The Book of Heaven
—Unofficial Version—

Volume 3


July 3, 1900

Chastisements with contagious and mortal diseases.


This morning, having received Communion, as soon as I saw my adorable Jesus I said to Him:  ‘My beloved Lord, how is it that You are sending so many chastisements?  Why this time do You not want to placate Yourself for any reason?  It seems that all means have failed – both praying, and saying:  “Lord, pour your bitternesses upon me”.  Ah, it has not been your usual way to act like this!”  While I was saying this, interrupting my speaking, blessed Jesus answered:  “Yet, my daughter, the chastisements I am sending are still nothing compared to those which have been prepared.  Therefore, do not want to afflict yourself with these, because they are not a matter of great affliction.”
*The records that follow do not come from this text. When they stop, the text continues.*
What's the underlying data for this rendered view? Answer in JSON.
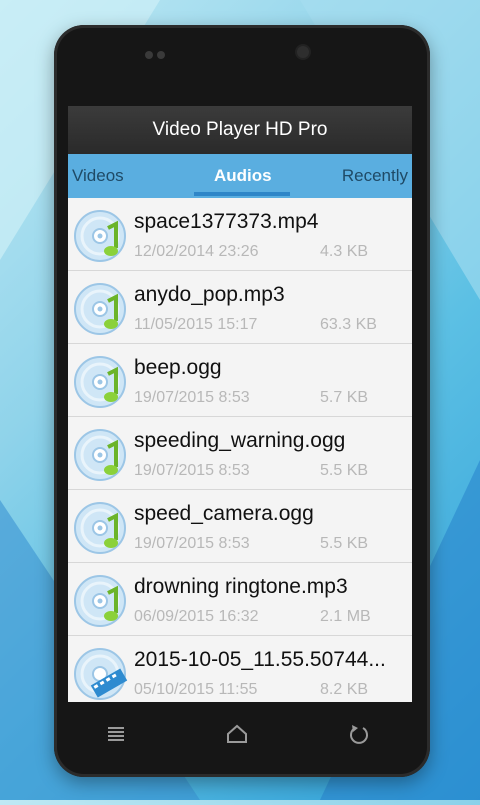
{
  "app": {
    "title": "Video Player HD Pro"
  },
  "tabs": [
    {
      "label": "Videos"
    },
    {
      "label": "Audios"
    },
    {
      "label": "Recently"
    }
  ],
  "files": [
    {
      "name": "space1377373.mp4",
      "date": "12/02/2014 23:26",
      "size": "4.3 KB",
      "icon": "disc-music-icon"
    },
    {
      "name": "anydo_pop.mp3",
      "date": "11/05/2015 15:17",
      "size": "63.3 KB",
      "icon": "disc-music-icon"
    },
    {
      "name": "beep.ogg",
      "date": "19/07/2015 8:53",
      "size": "5.7 KB",
      "icon": "disc-music-icon"
    },
    {
      "name": "speeding_warning.ogg",
      "date": "19/07/2015 8:53",
      "size": "5.5 KB",
      "icon": "disc-music-icon"
    },
    {
      "name": "speed_camera.ogg",
      "date": "19/07/2015 8:53",
      "size": "5.5 KB",
      "icon": "disc-music-icon"
    },
    {
      "name": "drowning ringtone.mp3",
      "date": "06/09/2015 16:32",
      "size": "2.1 MB",
      "icon": "disc-music-icon"
    },
    {
      "name": "2015-10-05_11.55.50744...",
      "date": "05/10/2015 11:55",
      "size": "8.2 KB",
      "icon": "disc-film-icon"
    }
  ],
  "colors": {
    "tab_bar": "#5aaee0",
    "title_bar": "#2f2f2f",
    "accent": "#2e86c8"
  }
}
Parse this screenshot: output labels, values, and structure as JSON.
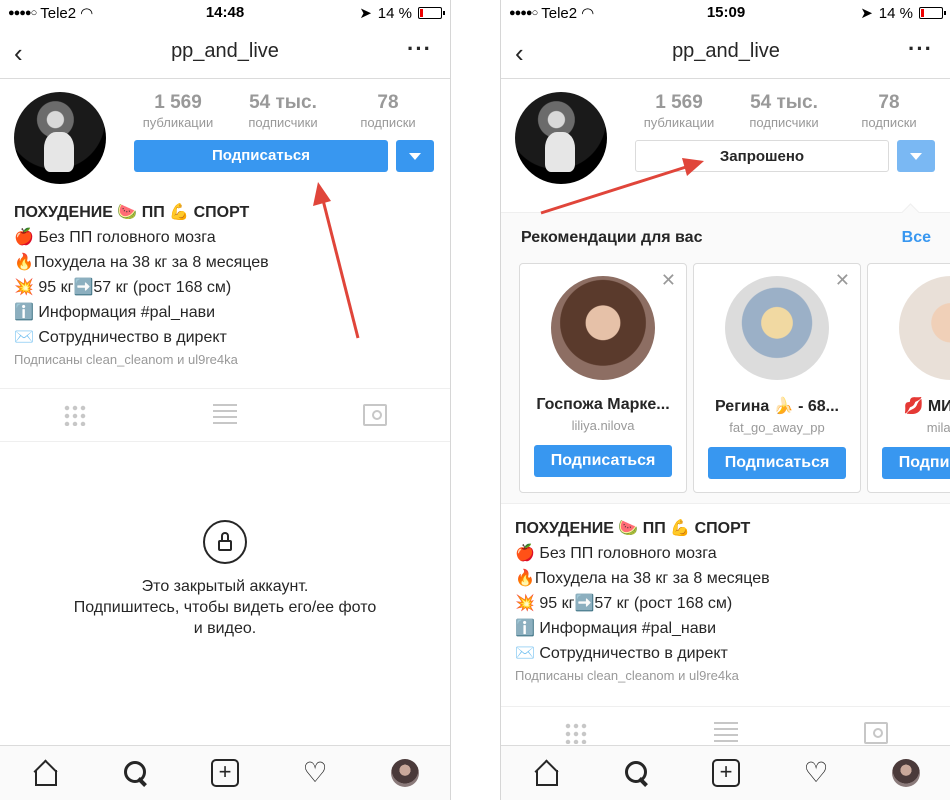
{
  "colors": {
    "accent": "#3897f0",
    "arrow": "#e0453a",
    "muted": "#999999"
  },
  "status_left": {
    "carrier": "Tele2",
    "time": "14:48",
    "battery": "14 %"
  },
  "status_right": {
    "carrier": "Tele2",
    "time": "15:09",
    "battery": "14 %"
  },
  "profile": {
    "username": "pp_and_live",
    "posts_count": "1 569",
    "posts_label": "публикации",
    "followers_count": "54 тыс.",
    "followers_label": "подписчики",
    "following_count": "78",
    "following_label": "подписки"
  },
  "buttons": {
    "follow": "Подписаться",
    "requested": "Запрошено"
  },
  "bio": {
    "name": "ПОХУДЕНИЕ 🍉 ПП 💪 СПОРТ",
    "line1": "🍎 Без ПП головного мозга",
    "line2": "🔥Похудела на 38 кг за 8 месяцев",
    "line3": "💥 95 кг➡️57 кг (рост 168 см)",
    "line4": "ℹ️ Информация #pal_нави",
    "line5": "✉️ Сотрудничество в директ",
    "followed_by": "Подписаны clean_cleanom и ul9re4ka"
  },
  "private_message": {
    "line1": "Это закрытый аккаунт.",
    "line2": "Подпишитесь, чтобы видеть его/ее фото",
    "line3": "и видео."
  },
  "recommendations": {
    "title": "Рекомендации для вас",
    "see_all": "Все",
    "cards": [
      {
        "name": "Госпожа Марке...",
        "username": "liliya.nilova",
        "button": "Подписаться"
      },
      {
        "name": "Регина 🍌 - 68...",
        "username": "fat_go_away_pp",
        "button": "Подписаться"
      },
      {
        "name": "💋 МИЛАНА",
        "username": "milalena",
        "button": "Подписаться"
      }
    ]
  },
  "icons": {
    "back": "chevron-left-icon",
    "more": "more-icon",
    "grid": "grid-icon",
    "list": "list-icon",
    "tagged": "tagged-icon",
    "lock": "lock-icon",
    "home": "home-icon",
    "search": "search-icon",
    "add": "add-icon",
    "heart": "heart-icon",
    "profile": "profile-avatar-icon"
  }
}
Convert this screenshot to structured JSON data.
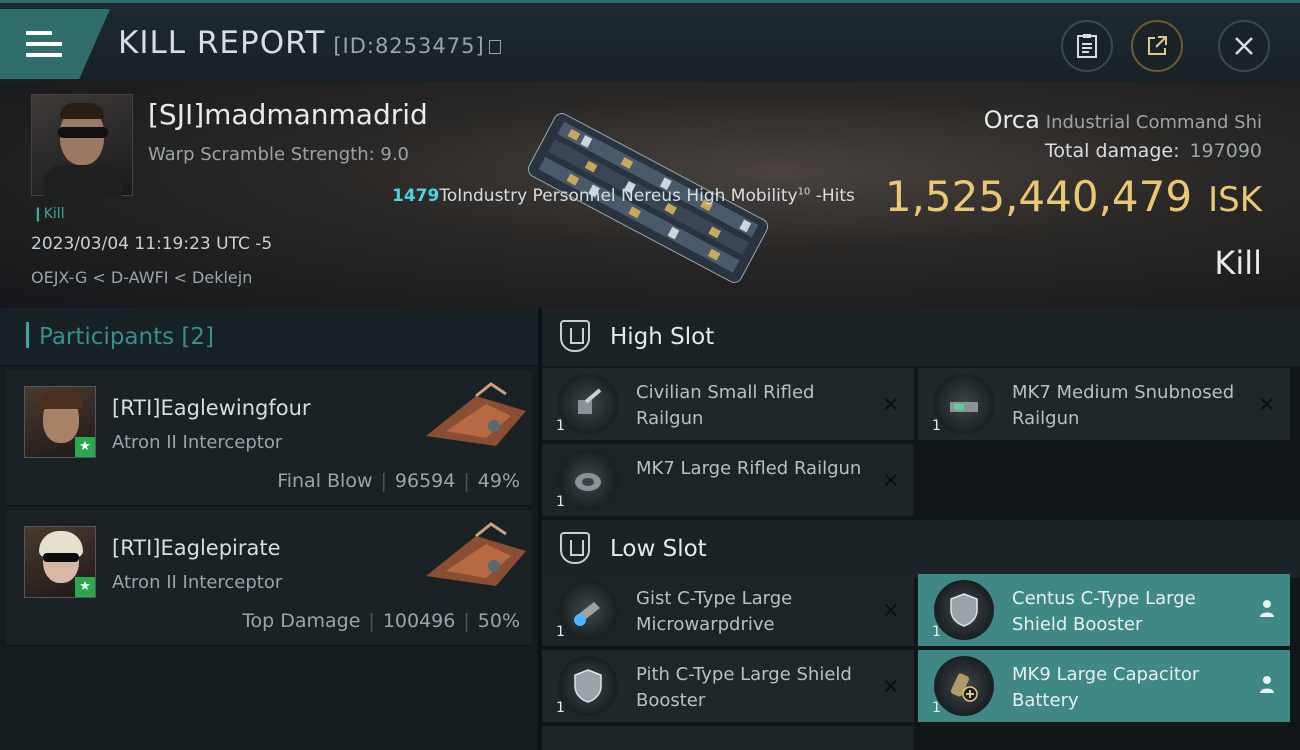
{
  "titlebar": {
    "title": "KILL REPORT",
    "id": "[ID:8253475]",
    "report_icon": "clipboard-icon",
    "share_icon": "share-icon",
    "close_icon": "close-icon"
  },
  "victim": {
    "name": "[SJI]madmanmadrid",
    "warp": "Warp Scramble Strength: 9.0",
    "tag": "Kill",
    "datetime": "2023/03/04 11:19:23 UTC -5",
    "location": "OEJX-G < D-AWFI < Deklejn",
    "ship": "Orca",
    "ship_class": "Industrial Command Shi",
    "total_damage_label": "Total damage:",
    "total_damage": "197090",
    "isk_value": "1,525,440,479",
    "isk_unit": "ISK",
    "result": "Kill"
  },
  "ticker": {
    "num": "1479",
    "text": "ToIndustry Personnel Nereus High Mobility",
    "sup": "10",
    "suffix": " -Hits"
  },
  "participants": {
    "header": "Participants [2]",
    "list": [
      {
        "name": "[RTI]Eaglewingfour",
        "ship": "Atron II Interceptor",
        "role": "Final Blow",
        "damage": "96594",
        "pct": "49%"
      },
      {
        "name": "[RTI]Eaglepirate",
        "ship": "Atron II Interceptor",
        "role": "Top Damage",
        "damage": "100496",
        "pct": "50%"
      }
    ]
  },
  "slots": {
    "high_label": "High Slot",
    "low_label": "Low Slot",
    "high": [
      {
        "name": "Civilian Small Rifled Railgun",
        "qty": "1",
        "status": "×"
      },
      {
        "name": "MK7 Medium Snubnosed Railgun",
        "qty": "1",
        "status": "×"
      },
      {
        "name": "MK7 Large Rifled Railgun",
        "qty": "1",
        "status": "×"
      }
    ],
    "low": [
      {
        "name": "Gist C-Type Large Microwarpdrive",
        "qty": "1",
        "status": "×"
      },
      {
        "name": "Centus C-Type Large Shield Booster",
        "qty": "1",
        "status": "person-icon"
      },
      {
        "name": "Pith C-Type Large Shield Booster",
        "qty": "1",
        "status": "×"
      },
      {
        "name": "MK9 Large Capacitor Battery",
        "qty": "1",
        "status": "person-icon"
      }
    ]
  },
  "colors": {
    "accent": "#3aa7a2",
    "isk": "#e8c874",
    "dropped": "#3f8885"
  }
}
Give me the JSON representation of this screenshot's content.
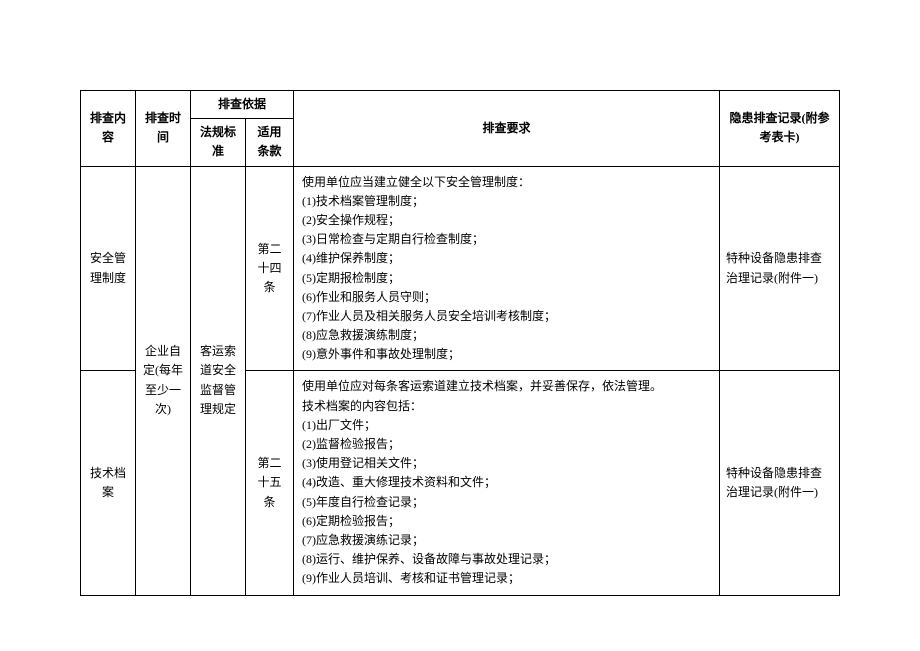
{
  "headers": {
    "col1": "排查内容",
    "col2": "排查时间",
    "basis_group": "排查依据",
    "basis_sub1": "法规标准",
    "basis_sub2": "适用条款",
    "col5": "排查要求",
    "col6": "隐患排查记录(附参考表卡)"
  },
  "shared": {
    "inspect_time": "企业自定(每年至少一次)",
    "regulation": "客运索道安全监督管理规定"
  },
  "rows": [
    {
      "content": "安全管理制度",
      "clause": "第二十四条",
      "requirements": [
        "使用单位应当建立健全以下安全管理制度：",
        "(1)技术档案管理制度；",
        "(2)安全操作规程；",
        "(3)日常检查与定期自行检查制度；",
        "(4)维护保养制度；",
        "(5)定期报检制度；",
        "(6)作业和服务人员守则；",
        "(7)作业人员及相关服务人员安全培训考核制度；",
        "(8)应急救援演练制度；",
        "(9)意外事件和事故处理制度；"
      ],
      "record": "特种设备隐患排查治理记录(附件一)"
    },
    {
      "content": "技术档案",
      "clause": "第二十五条",
      "requirements": [
        "使用单位应对每条客运索道建立技术档案，并妥善保存，依法管理。",
        "技术档案的内容包括：",
        "(1)出厂文件；",
        "(2)监督检验报告；",
        "(3)使用登记相关文件；",
        "(4)改造、重大修理技术资料和文件；",
        "(5)年度自行检查记录；",
        "(6)定期检验报告；",
        "(7)应急救援演练记录；",
        "(8)运行、维护保养、设备故障与事故处理记录；",
        "(9)作业人员培训、考核和证书管理记录；"
      ],
      "record": "特种设备隐患排查治理记录(附件一)"
    }
  ]
}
As He was saying this, in front of me I saw many people affected by contagious diseases, who were dying; so, taken by horror, I said to Him:  ‘Ah! Lord, that’s all we need!  What are You doing? What are You doing?  If You want to do this, take me away from this earth, for my heart cannot bear the sight of scenes so gloomy.  Besides, who can endure continuing in this state in which You put me - that You do not come, or You come like a shadow; and not only this, but You leave me dazed, sleepy, not letting me understand anything any more.  Yet, You told me that You would leave me like this until You would somehow give vent to your fury; but now You want to add fury to fury, and it seems You will not be done for now.  Poor me! Poor me!  Who will give me the strength to remain in this state?  Who would be able to endure?’

While I poured out my affliction, compassionating me, Jesus said to me:  “My daughter, do not be concerned by your state of sleepiness.  This says that just as I am with people - as if I were sleeping, as if I did not hear them and look at them - in that same state have I placed you.  After all, if you mind it, I told you last time:  do you want Me to suspend your state of victim?”  And I:  ‘Lord, obedience does not want me to accept this suspension.’  And He:  “Well then, what do you want from Me?  Be quiet and obey!” 

Who can say how afflicted I remained?  Not only this, but it seems that my interior powers were left so asleep, that I live as if I were not living.  Ah, Lord, have pity on me! Do not leave me in abandonment in such a pitiful and sorrowful state!